Researches of Microwave Oscillator Phase-Noise Measurement and Quadrature-Tracking Demodulator

• Main Authors: LEE, CHAN-HUNG, 李展宏
• Other Authors: PENG, KANG-CHUN
• Format: Others
• Language: en_US
• Published: 2018
• Online Access: http://ndltd.ncl.edu.tw/handle/aj597w

博士 === 國立高雄第一科技大學 === 工學院工程科技博士班 === 106 === Measurement is the basis for the development of microwave circuit system and mastering the skill of accurate and good measurement is the key requirement for the development of an excellent microwave system. However, the high cost of microwave measuring instrument often leaves researchers hesitant to continue research and development in the discipline of microwave technology or in their specialty. In order to resolve the problem, this paper proposed and developed two precise and low-cost phase noise measurement technologies, which were injection-locking frequency discriminator and injection-locking six-port frequency discriminator, respectively, to greatly reduce the developmental cost of microwave oscillator phase noise measurement instrument, while it could be applied to the performance verification of Microwave oscillator prototype circuit in general labs. It could also help researchers to accurately understand the characteristics of circuit design.
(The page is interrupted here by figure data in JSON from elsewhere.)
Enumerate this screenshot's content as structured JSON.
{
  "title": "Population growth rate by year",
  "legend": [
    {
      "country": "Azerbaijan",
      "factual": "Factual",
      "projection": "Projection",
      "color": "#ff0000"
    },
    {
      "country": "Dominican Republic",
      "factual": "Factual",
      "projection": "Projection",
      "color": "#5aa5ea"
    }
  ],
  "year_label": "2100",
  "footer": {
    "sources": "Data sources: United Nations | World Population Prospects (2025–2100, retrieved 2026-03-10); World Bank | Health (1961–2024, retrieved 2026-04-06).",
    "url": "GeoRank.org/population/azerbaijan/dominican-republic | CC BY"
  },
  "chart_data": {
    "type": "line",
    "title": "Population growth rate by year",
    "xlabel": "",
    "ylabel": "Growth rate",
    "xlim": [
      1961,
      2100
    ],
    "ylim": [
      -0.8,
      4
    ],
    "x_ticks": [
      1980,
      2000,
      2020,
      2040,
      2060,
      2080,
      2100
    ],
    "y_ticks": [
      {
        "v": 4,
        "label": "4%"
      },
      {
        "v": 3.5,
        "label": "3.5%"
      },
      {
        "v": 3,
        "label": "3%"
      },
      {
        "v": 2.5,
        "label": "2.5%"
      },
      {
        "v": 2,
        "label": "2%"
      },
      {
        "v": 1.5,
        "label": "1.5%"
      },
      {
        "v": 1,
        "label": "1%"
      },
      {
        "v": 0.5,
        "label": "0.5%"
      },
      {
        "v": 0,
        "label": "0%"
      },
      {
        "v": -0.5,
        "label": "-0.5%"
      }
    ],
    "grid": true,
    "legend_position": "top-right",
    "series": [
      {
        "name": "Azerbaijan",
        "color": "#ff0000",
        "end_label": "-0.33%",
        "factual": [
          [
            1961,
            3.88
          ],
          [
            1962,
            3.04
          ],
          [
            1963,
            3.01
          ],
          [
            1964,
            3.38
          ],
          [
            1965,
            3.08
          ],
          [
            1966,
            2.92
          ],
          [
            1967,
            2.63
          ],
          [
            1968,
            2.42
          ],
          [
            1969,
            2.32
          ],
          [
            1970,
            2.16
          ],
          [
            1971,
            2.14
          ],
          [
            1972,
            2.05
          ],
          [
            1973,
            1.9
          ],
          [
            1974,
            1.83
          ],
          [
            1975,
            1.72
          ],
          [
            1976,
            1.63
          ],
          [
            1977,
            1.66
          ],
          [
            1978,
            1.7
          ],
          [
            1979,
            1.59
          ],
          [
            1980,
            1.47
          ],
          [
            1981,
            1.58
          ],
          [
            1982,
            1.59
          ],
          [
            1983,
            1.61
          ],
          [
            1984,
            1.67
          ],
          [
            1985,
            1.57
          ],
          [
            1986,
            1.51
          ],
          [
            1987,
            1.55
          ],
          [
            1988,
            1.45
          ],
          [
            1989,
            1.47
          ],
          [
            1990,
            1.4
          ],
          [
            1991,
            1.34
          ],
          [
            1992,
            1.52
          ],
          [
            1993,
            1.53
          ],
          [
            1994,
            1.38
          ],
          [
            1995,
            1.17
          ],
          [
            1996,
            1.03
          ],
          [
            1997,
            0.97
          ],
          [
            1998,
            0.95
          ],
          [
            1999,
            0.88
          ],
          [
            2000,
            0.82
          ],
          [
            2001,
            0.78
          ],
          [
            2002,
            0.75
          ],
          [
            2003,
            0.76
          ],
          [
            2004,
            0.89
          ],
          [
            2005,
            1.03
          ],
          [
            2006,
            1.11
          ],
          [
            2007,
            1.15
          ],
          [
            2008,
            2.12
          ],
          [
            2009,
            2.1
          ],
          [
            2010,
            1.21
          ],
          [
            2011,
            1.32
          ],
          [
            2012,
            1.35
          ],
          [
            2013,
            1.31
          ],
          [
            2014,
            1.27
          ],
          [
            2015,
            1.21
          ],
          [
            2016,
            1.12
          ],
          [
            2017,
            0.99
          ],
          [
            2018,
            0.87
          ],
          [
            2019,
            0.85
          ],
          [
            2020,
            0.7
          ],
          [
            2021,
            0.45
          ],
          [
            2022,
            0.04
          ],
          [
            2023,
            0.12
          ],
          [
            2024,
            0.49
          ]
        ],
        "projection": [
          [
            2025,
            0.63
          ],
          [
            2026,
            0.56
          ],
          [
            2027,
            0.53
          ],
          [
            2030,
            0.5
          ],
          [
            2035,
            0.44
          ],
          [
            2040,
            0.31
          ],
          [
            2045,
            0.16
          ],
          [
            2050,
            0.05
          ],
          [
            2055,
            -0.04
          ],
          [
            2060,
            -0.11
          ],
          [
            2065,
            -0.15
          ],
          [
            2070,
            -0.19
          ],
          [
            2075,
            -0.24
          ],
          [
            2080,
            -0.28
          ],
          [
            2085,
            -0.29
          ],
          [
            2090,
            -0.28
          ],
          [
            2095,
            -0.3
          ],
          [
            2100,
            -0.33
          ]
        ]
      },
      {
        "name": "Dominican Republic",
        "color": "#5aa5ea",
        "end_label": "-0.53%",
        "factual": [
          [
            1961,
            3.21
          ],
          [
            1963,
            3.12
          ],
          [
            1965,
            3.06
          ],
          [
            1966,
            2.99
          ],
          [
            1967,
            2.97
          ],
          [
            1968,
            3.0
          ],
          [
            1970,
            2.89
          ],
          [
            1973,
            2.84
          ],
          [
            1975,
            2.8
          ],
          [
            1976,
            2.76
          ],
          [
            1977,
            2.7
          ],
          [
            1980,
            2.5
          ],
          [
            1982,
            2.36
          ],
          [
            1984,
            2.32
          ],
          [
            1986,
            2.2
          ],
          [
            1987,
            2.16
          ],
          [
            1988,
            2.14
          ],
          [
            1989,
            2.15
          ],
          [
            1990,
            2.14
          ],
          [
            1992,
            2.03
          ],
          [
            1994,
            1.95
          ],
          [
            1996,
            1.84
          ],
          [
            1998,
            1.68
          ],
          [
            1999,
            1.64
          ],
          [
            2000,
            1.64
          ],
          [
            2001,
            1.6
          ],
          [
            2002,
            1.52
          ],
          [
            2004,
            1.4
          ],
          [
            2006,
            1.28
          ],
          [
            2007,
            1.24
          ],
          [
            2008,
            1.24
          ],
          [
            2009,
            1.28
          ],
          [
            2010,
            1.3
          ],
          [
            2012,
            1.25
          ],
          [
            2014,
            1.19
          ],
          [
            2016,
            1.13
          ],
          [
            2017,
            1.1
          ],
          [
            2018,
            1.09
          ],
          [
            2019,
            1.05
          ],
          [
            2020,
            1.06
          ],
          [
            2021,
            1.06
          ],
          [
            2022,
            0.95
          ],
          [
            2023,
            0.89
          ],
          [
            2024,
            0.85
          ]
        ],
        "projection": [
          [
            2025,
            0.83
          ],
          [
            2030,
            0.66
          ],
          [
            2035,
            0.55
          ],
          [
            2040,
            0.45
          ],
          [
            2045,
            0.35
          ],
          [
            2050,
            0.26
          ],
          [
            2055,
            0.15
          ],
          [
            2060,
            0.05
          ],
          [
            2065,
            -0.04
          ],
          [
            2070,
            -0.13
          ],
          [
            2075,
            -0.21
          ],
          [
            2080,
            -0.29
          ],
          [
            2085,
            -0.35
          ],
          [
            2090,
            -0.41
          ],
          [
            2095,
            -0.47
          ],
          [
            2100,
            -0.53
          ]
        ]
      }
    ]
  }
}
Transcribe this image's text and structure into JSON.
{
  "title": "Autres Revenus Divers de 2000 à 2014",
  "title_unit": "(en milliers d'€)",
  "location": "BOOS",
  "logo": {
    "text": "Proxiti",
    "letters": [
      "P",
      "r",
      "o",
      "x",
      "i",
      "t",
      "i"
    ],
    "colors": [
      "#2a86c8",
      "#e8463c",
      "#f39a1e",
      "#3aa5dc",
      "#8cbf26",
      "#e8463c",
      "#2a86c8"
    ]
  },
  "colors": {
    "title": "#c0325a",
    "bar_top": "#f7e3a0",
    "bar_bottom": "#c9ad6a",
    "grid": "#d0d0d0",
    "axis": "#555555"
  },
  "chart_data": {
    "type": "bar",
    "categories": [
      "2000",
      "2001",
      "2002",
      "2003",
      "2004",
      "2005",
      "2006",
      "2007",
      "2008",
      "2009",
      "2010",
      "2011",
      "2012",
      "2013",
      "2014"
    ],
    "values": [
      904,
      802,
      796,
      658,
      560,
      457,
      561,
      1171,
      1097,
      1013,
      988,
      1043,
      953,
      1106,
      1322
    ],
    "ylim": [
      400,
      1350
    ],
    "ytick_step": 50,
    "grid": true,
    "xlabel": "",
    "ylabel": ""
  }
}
In order to overcome the increase in bit error rate of receiver due to the quadrature phase imbalance of the conventional co-demodulator for the orthogonal frequency division multiplexing (OFDM) system, an advanced quadrature-tracking demodulator was also proposed. The architecture of proposed quadrature-tracking demodulator was mainly composed of two novel QPLLs that could respectively track the IQ phases of the received OFDM signals and simultaneously demodulate them. In order to maintain the quadrature characteristic of the QPLLs, the two PLLs shared the same quadrature voltage-controlled oscillator (QVCO), synchronous tracking of the received OFDM IQ signal. The design of QVCO chip used two sets of cross-coupled pair QVCO with the same differential, while synchronously control and phase tracking the voltage adjustment ports of these two oscillators to ensure the quadrature characteristics of the QVCO output signal. In addition, since OFDM radio frequency receivers of wireless communication system generally adopted direct frequency down-demodulation architecture to reduce the possible impact of DC-offset, the DC subcarriers in the related OFDM communication protocols were not standardized for use. Therefore, with phase-locked loop bandwidth lower than the subcarrier spacing of the OFDM signal, the QPLL coherent demodulation technology proposed in this paper was especially suitable for the receiver architecture of an OFDM system.